Roy thoughtfully selected frames that attempt to capture moments of time that will make one pause, and revive hidden memory. This is an ultimate treasure trove for anyone, who loves photography. There are a wide range of rare exhibits from Roy's collection. He captured various moods, showing glimpses of political leaders in different facets of life. He, with his photographs, threw light on last years of British rule but didn't get the recognition. Moreover, he captured off-the-cuff moments of great leaders making them approachable figures. Roy's photos depict rare glimpses of pre and post -Independence era and freedom fighters who have endured many years of conflict. We have rare photographs of the visit of Gandhi to meet Khan Abdul Ghafar Khan in the North East frontier province, visit of Sir Stafford Cripps to India in 1941, Simla Conference in 1945 , Muslim League meetings, fund raising by Gandhiji , building of Bhakra dam and visits of dignitaries.
The Nationalist movement is covered by tracing mainstream politics through portraits .Wonderful images of Mahatma Gandhi collecting money from a woman for Harijan fund, Mahatma Gandhi addressing members of INA at Harijan colony Delhi have been captured by Roy .
It is a mystery when a news photographer, makes history from deadline to deadline, never really knowing when he might take a photograph that will determine how an entire era is remembered. Consider the famous photograph of Jawaharlal Nehru, Mahatma Gandhi and Sardar Vallabhbhai Patel at a Congress meeting in 1946. Gandhi, looking into the middle distance, is, as ever, talking mainly to himself; Nehru and Patel, one on either side, straining to listen in, Nehru looking intently at his mentor’s mouth, and Patel’s face showing the effort it took for him to lean over at an uncomfortable, forty-five-degree angle. Could Roy have dreamt when he took it that it would be the most memorable representation of those strained relationships? It was chosen as the basis for a commemorative stamp after Patel died.

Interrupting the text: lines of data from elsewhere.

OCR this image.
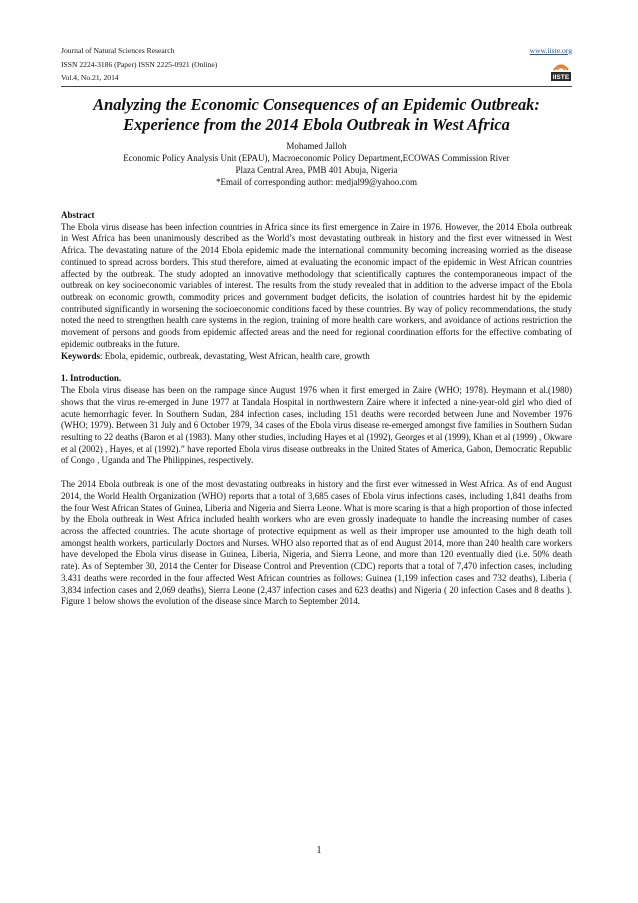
Journal of Natural Sciences Research
ISSN 2224-3186 (Paper) ISSN 2225-0921 (Online)
Vol.4, No.21, 2014
www.iiste.org
IISTE
Analyzing the Economic Consequences of an Epidemic Outbreak: Experience from the 2014 Ebola Outbreak in West Africa
Mohamed Jalloh
Economic Policy Analysis Unit (EPAU), Macroeconomic Policy Department,ECOWAS Commission River
Plaza Central Area, PMB 401 Abuja, Nigeria
*Email of corresponding author: medjal99@yahoo.com
Abstract

The Ebola virus disease has been infection countries in Africa since its first emergence in Zaire in 1976. However, the 2014 Ebola outbreak in West Africa has been unanimously described as the World’s most devastating outbreak in history and the first ever witnessed in West Africa. The devastating nature of the 2014 Ebola epidemic made the international community becoming increasing worried as the disease continued to spread across borders. This stud therefore, aimed at evaluating the economic impact of the epidemic in West African countries affected by the outbreak. The study adopted an innovative methodology that scientifically captures the contemporaneous impact of the outbreak on key socioeconomic variables of interest. The results from the study revealed that in addition to the adverse impact of the Ebola outbreak on economic growth, commodity prices and government budget deficits, the isolation of countries hardest hit by the epidemic contributed significantly in worsening the socioeconomic conditions faced by these countries. By way of policy recommendations, the study noted the need to strengthen health care systems in the region, training of more health care workers, and avoidance of actions restriction the movement of persons and goods from epidemic affected areas and the need for regional coordination efforts for the effective combating of epidemic outbreaks in the future.

Keywords: Ebola, epidemic, outbreak, devastating, West African, health care, growth

1. Introduction.

The Ebola virus disease has been on the rampage since August 1976 when it first emerged in Zaire (WHO; 1978). Heymann et al.(1980) shows that the virus re-emerged in June 1977 at Tandala Hospital in northwestern Zaire where it infected a nine-year-old girl who died of acute hemorrhagic fever. In Southern Sudan, 284 infection cases, including 151 deaths were recorded between June and November 1976 (WHO; 1979). Between 31 July and 6 October 1979, 34 cases of the Ebola virus disease re-emerged amongst five families in Southern Sudan resulting to 22 deaths (Baron et al (1983). Many other studies, including Hayes et al (1992), Georges et al (1999), Khan et al (1999) , Okware et al (2002) , Hayes, et al (1992).” have reported Ebola virus disease outbreaks in the United States of America, Gabon, Democratic Republic of Congo , Uganda and The Philippines, respectively.

The 2014 Ebola outbreak is one of the most devastating outbreaks in history and the first ever witnessed in West Africa. As of end August 2014, the World Health Organization (WHO) reports that a total of 3,685 cases of Ebola virus infections cases, including 1,841 deaths from the four West African States of Guinea, Liberia and Nigeria and Sierra Leone. What is more scaring is that a high proportion of those infected by the Ebola outbreak in West Africa included health workers who are even grossly inadequate to handle the increasing number of cases across the affected countries. The acute shortage of protective equipment as well as their improper use amounted to the high death toll amongst health workers, particularly Doctors and Nurses. WHO also reported that as of end August 2014, more than 240 health care workers have developed the Ebola virus disease in Guinea, Liberia, Nigeria, and Sierra Leone, and more than 120 eventually died (i.e. 50% death rate). As of September 30, 2014 the Center for Disease Control and Prevention (CDC) reports that a total of 7,470 infection cases, including 3.431 deaths were recorded in the four affected West African countries as follows: Guinea (1,199 infection cases and 732 deaths), Liberia ( 3,834 infection cases and 2,069 deaths), Sierra Leone (2,437 infection cases and 623 deaths) and Nigeria ( 20 infection Cases and 8 deaths ). Figure 1 below shows the evolution of the disease since March to September 2014.

1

Turning the pages of this majestic volume holds a lesson for us and that is that great men influenced history but they did not control it. Manmohan Singh in his Foreword has rightly written “..History in the Making takes us back in time to a momentous and inspirational chapter of our past. The images captured by photojournalist Kulwant Roy bring alive the years which saw the birth of an independent India. Kulwant Roy’s photographs are sources as well as products of India. I hope that more such visual archives are brought to light and given the recognition and importance they richly deserve”.
One tragic note. Roy travelled to Japan, Hong Kong, USA, Panama, Brazil and various European countries. The negatives and prints of photographs taken there were mailed back to his address in Delhi but were never delivered. A shattered man, he spent the next few years looking for the negatives and prints in garbage dumps and open spaces around Delhi.
We welcome such breath-taking books as also the India Photo Archive Foundation, which has been established to identify, preserve and document photographic legacies like the output of Kulwant Roy. It will contribute towards creating a culture of dialogue on diverse narratives of photographic archives which are landmarks of history.